As the 1942 season began, Ted Williams must have wondered what it would take for him to be recognized as the Most Valuable Player in the American League. How could he top his 1941 performance? His .406 average is still the best in the Major Leagues since 1924; he led the league in home runs (37) and runs scored (135); and he dwarfed the other contenders in on-base percentage (.553) and slugging percentage (.735). Despite drawing 71 more walks than Joe DiMaggio, he trailed DiMaggio’s league-leading RBI total by only five, 125 to 120.

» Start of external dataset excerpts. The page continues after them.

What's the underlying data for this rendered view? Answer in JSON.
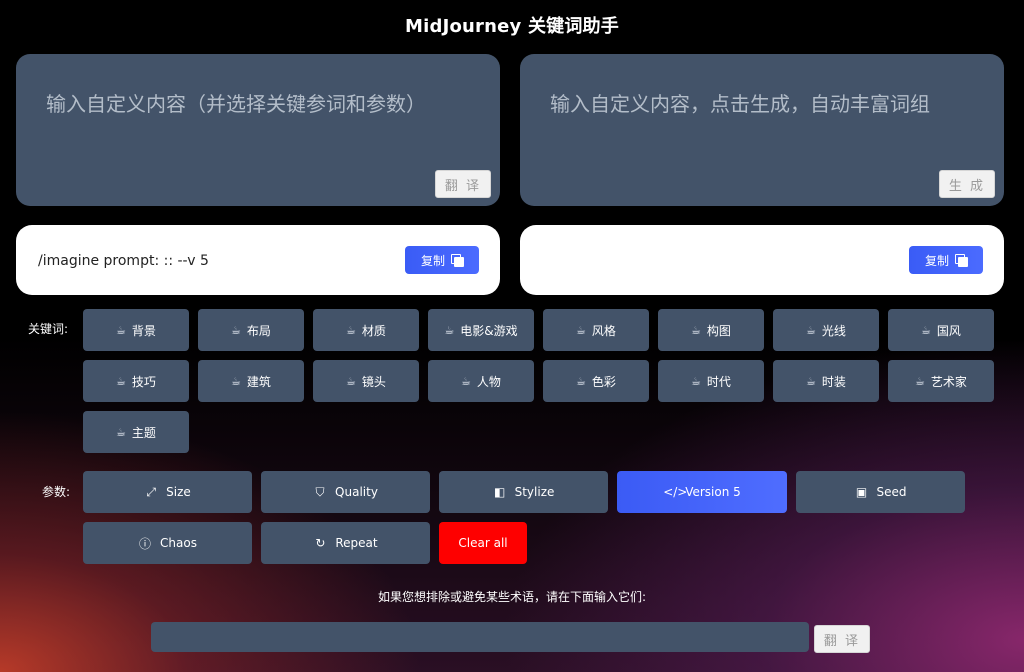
{
  "title": "MidJourney 关键词助手",
  "left_panel": {
    "placeholder": "输入自定义内容（并选择关键参词和参数）",
    "button": "翻 译"
  },
  "right_panel": {
    "placeholder": "输入自定义内容，点击生成，自动丰富词组",
    "button": "生 成"
  },
  "left_output": {
    "text": "/imagine prompt: :: --v 5",
    "copy": "复制"
  },
  "right_output": {
    "text": "",
    "copy": "复制"
  },
  "keywords_label": "关键词:",
  "keywords": [
    "背景",
    "布局",
    "材质",
    "电影&游戏",
    "风格",
    "构图",
    "光线",
    "国风",
    "技巧",
    "建筑",
    "镜头",
    "人物",
    "色彩",
    "时代",
    "时装",
    "艺术家",
    "主题"
  ],
  "params_label": "参数:",
  "params": [
    {
      "label": "Size",
      "icon": "expand-icon",
      "glyph": "⤢"
    },
    {
      "label": "Quality",
      "icon": "shield-icon",
      "glyph": "⛉"
    },
    {
      "label": "Stylize",
      "icon": "palette-icon",
      "glyph": "◧"
    },
    {
      "label": "Version 5",
      "icon": "code-icon",
      "glyph": "</>"
    },
    {
      "label": "Seed",
      "icon": "seed-icon",
      "glyph": "▣"
    },
    {
      "label": "Chaos",
      "icon": "alert-circle-icon",
      "glyph": "ⓘ"
    },
    {
      "label": "Repeat",
      "icon": "repeat-icon",
      "glyph": "↻"
    },
    {
      "label": "Clear all",
      "icon": "",
      "glyph": ""
    }
  ],
  "exclude": {
    "label": "如果您想排除或避免某些术语，请在下面输入它们:",
    "value": "",
    "button": "翻 译"
  },
  "colors": {
    "panel": "#435369",
    "accent": "#3b5bf5",
    "danger": "#fe0000"
  }
}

Yet DiMaggio won the 1941 MVP Award handily, getting 15 first-place votes to Williams’s eight and earning a 291–254 margin in points. DiMaggio’s marquee thriller, that 56-game hitting streak, propelled him to the award. It wasn’t that simple, of course. On May 15, the day it began, the Yankees had a humdrum 14–14 record. The day he hit in game No. 56, they raised their record to 55–27 and sat in first place by six games. Even though Williams had a higher batting average than DiMaggio during those two months, DiMaggio was at his best when the Yankees did much of their legwork toward winning the pennant.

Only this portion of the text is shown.